«El miedo a morir es algo extraño», oyó Noah decir a la voz patriarcal cuando entró en lo que había sido la zona de cuarentena a través del cristal de seguridad hecho trizas. No sabía si era la voz del anciano de la cama, que cruzaba los brazos ante la cabeza en posición de defensa.
«Sostenle una pistola en la sien a un vagabundo medio congelado y, a pesar de su situación desesperada, te suplicará que le dejes vivir».
La voz que había oído por los altavoces parecía ser diferente a la de su mente, pero ¿quién sabía cómo sonaba la voz del moribundo cuando el virus aún no se había extendido por su cuerpo?
«Ni siquiera quieren perder la vida aquellos que ya no reciben nada de ella».
El viejo tampoco quería morir, a pesar de que el telón ya estaba cayendo. La gripe de Manila tardaría un día, dos como máximo en hacer otra marca en su lista de víctimas. Pero por el momento el enfermo no tenía miedo del virus, sino de Noah.
—¡No te acerques a mí! —gritó, y comenzó a masticar más rápido.
Noah se acercó a la cama y le quitó la carta medio estrujada de la mano. Entonces le presionó con el pulgar y el índice en las cavidades de la mandíbula. No fue necesaria mucha presión para obligarlo a escupir la segunda tira masticada. La primera ya se la había tragado.

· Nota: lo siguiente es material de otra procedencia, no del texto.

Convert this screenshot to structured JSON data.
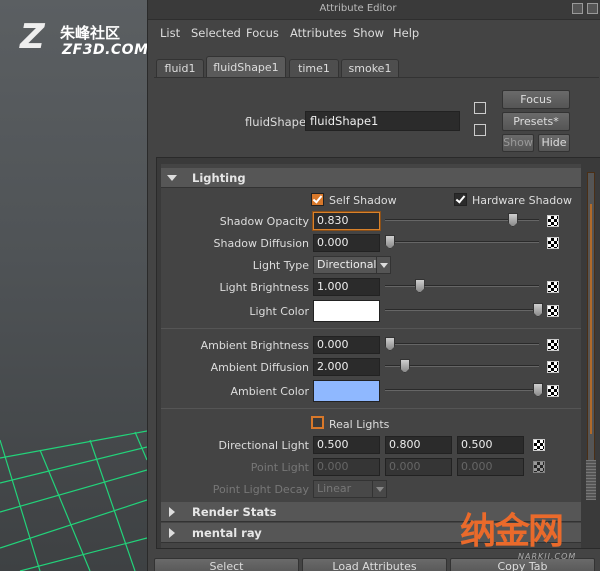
{
  "window": {
    "title": "Attribute Editor"
  },
  "watermark_top": {
    "logo_letter": "Z",
    "cn": "朱峰社区",
    "en": "ZF3D.COM"
  },
  "watermark_bottom": {
    "cn": "纳金网",
    "en": "NARKII.COM"
  },
  "menu": [
    "List",
    "Selected",
    "Focus",
    "Attributes",
    "Show",
    "Help"
  ],
  "tabs": [
    {
      "label": "fluid1",
      "active": false
    },
    {
      "label": "fluidShape1",
      "active": true
    },
    {
      "label": "time1",
      "active": false
    },
    {
      "label": "smoke1",
      "active": false
    }
  ],
  "node": {
    "label": "fluidShape:",
    "value": "fluidShape1"
  },
  "buttons": {
    "focus": "Focus",
    "presets": "Presets*",
    "show": "Show",
    "hide": "Hide"
  },
  "lighting": {
    "header": "Lighting",
    "self_shadow": {
      "label": "Self Shadow",
      "checked": true
    },
    "hardware_shadow": {
      "label": "Hardware Shadow",
      "checked": true
    },
    "shadow_opacity": {
      "label": "Shadow Opacity",
      "value": "0.830",
      "slider": 0.83
    },
    "shadow_diffusion": {
      "label": "Shadow Diffusion",
      "value": "0.000",
      "slider": 0.0
    },
    "light_type": {
      "label": "Light Type",
      "value": "Directional"
    },
    "light_brightness": {
      "label": "Light Brightness",
      "value": "1.000",
      "slider": 0.2
    },
    "light_color": {
      "label": "Light Color",
      "color": "#ffffff",
      "slider": 1.0
    },
    "ambient_brightness": {
      "label": "Ambient Brightness",
      "value": "0.000",
      "slider": 0.0
    },
    "ambient_diffusion": {
      "label": "Ambient Diffusion",
      "value": "2.000",
      "slider": 0.1
    },
    "ambient_color": {
      "label": "Ambient Color",
      "color": "#8fb8ff",
      "slider": 1.0
    },
    "real_lights": {
      "label": "Real Lights",
      "checked": false
    },
    "directional_light": {
      "label": "Directional Light",
      "values": [
        "0.500",
        "0.800",
        "0.500"
      ]
    },
    "point_light": {
      "label": "Point Light",
      "values": [
        "0.000",
        "0.000",
        "0.000"
      ]
    },
    "point_light_decay": {
      "label": "Point Light Decay",
      "value": "Linear"
    }
  },
  "collapsed_sections": [
    "Render Stats",
    "mental ray"
  ],
  "bottom_buttons": [
    "Select",
    "Load Attributes",
    "Copy Tab"
  ],
  "colors": {
    "accent": "#d8782a",
    "viewport_grid": "#22d37a"
  }
}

—Miserable hijo de puta —lloró el anciano una vez se le hubieron pasado las náuseas—. Ya no puedes detenerlo, ¿me oyes?
Noah retiró todo lo que había en la mesilla con el codo, alisó el papel y añadió la tira al borde rasgado. La carta estaba en mejor estado del que había esperado. A excepción del encabezamiento y algunos puntos en los que la saliva había emborronado la tinta, la parte principal era legible.
—¿Me has oído? Has fracasado. No has logrado detenerlo.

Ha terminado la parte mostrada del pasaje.